After meetings between the four majors -- the Australian, French and U.S. Opens and Wimbledon -- and the men’s tennis tour in March last year, the French Open was the first to change its distribution of prize money by increasing pay for the early rounds of the main draws as well as the qualifying tournament in


That followed calls from players, including third-ranked Andy Murray of Britain and second-ranked Roger Federer of Switzerland, for a more even distribution of revenue generated by the majors. After Roland Garros, the three other majors all followed suit, boosting their total prize-money purses and increasing pay in the earlier rounds.

ATP Discussions

“The latest prize-money increases announced by Wimbledon complete a successful set of discussions for the ATP with all four Grand Slams regarding player compensation,” Brad Drewett, executive chairman and president of the ATP World Tour, said in an e-mailed statement.
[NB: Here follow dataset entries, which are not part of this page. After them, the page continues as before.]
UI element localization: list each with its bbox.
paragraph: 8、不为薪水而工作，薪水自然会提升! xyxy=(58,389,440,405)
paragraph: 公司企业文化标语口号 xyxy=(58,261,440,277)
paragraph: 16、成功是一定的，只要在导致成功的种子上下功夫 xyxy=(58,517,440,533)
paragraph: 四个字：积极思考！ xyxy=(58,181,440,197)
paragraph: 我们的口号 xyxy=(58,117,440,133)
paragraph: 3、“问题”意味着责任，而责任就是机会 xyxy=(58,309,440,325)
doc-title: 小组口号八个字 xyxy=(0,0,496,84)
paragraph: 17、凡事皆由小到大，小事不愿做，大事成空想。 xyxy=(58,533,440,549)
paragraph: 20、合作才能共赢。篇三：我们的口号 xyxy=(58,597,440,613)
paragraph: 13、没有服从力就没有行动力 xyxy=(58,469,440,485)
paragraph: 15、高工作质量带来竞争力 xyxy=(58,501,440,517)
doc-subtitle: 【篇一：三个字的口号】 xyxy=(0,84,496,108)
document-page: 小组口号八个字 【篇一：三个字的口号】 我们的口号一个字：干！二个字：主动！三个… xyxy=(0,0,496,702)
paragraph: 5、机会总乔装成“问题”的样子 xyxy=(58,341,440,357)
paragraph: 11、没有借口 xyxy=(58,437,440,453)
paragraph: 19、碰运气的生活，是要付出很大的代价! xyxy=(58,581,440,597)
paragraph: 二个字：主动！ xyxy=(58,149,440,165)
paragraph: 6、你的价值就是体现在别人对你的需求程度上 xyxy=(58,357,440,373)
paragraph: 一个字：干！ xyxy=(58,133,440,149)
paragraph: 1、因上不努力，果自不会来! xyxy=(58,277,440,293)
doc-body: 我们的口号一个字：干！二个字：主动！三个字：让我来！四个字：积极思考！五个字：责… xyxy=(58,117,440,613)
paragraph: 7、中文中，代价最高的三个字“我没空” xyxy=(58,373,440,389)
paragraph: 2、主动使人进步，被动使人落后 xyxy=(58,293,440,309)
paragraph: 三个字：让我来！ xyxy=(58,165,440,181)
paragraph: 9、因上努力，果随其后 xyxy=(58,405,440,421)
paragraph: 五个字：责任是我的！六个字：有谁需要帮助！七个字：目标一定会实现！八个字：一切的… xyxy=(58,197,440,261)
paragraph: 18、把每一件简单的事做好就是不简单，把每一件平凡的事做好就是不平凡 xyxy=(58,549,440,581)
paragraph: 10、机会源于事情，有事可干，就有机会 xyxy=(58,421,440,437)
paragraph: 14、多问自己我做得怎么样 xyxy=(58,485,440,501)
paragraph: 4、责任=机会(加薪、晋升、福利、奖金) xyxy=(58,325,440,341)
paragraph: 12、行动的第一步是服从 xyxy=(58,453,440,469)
The Grand Slams generate significant revenue, and the ATP said that all players should share in money, Drewett said.

French Open finalist Sara Errani of Italy also welcomed the increases.

“To improve, you need people around you, such as a physical trainer and a coach, and that’s not easy to do for everybody,” world No. 7 Errani said in an interview from Stuttgart, Germany. “This should make it much better.”

The prize-money pot at next month’s French Open in Paris is a tournament-record 22 million euros ($28.6 million), or 3 million euros more than last year. That compares with A$30 million ($30.1 million) at this year’s Australian Open, and $29.5 million at the 2013 U.S. Open.

Australian Titles

Winning the Australian Open remains the most lucrative of the four majors for singles champions, with Novak Djokovic of Serbia and Victoria Azarenka of Belarus each taking home A$2.43 ($2.49 million) this year.

Wimbledon is also investing in improvements on its site at London’s Church Road, where it has been located since 1922.

The club is planning to build a retractable roof over No. 1 Court by 2019. Centre Court has had a retractable roof since 2009, which cost 80 million pounds, the Times of London reported at the time. The championships have frequently been hampered by rain.

Wimbledon also plans to build three new courts north of No. 1, new player accommodations and landscaping that aims to give fans the experience of “tennis in an English garden.”

Brook rejected calls from broadcasters such as the British Broadcasting Corp. to show more night matches under the lights with the roof closed.

In an interview with Bloomberg News last year, Barbara Slater, director of BBC Sport, said she “would love” to see more tennis played at night as it attracts more viewers. The U.S. and Australian Open both have night sessions, while the French Open plans schedule evening matches once it has one of its main courts covered.

“Fundamentally, we are a day-time outdoor tournament,” Brook said. “We don’t need to be a day-and-night tournament in terms of revenue generation, and our roof on Centre Court was built primarily for rain protection, and the same will be true for No. 1 Court.”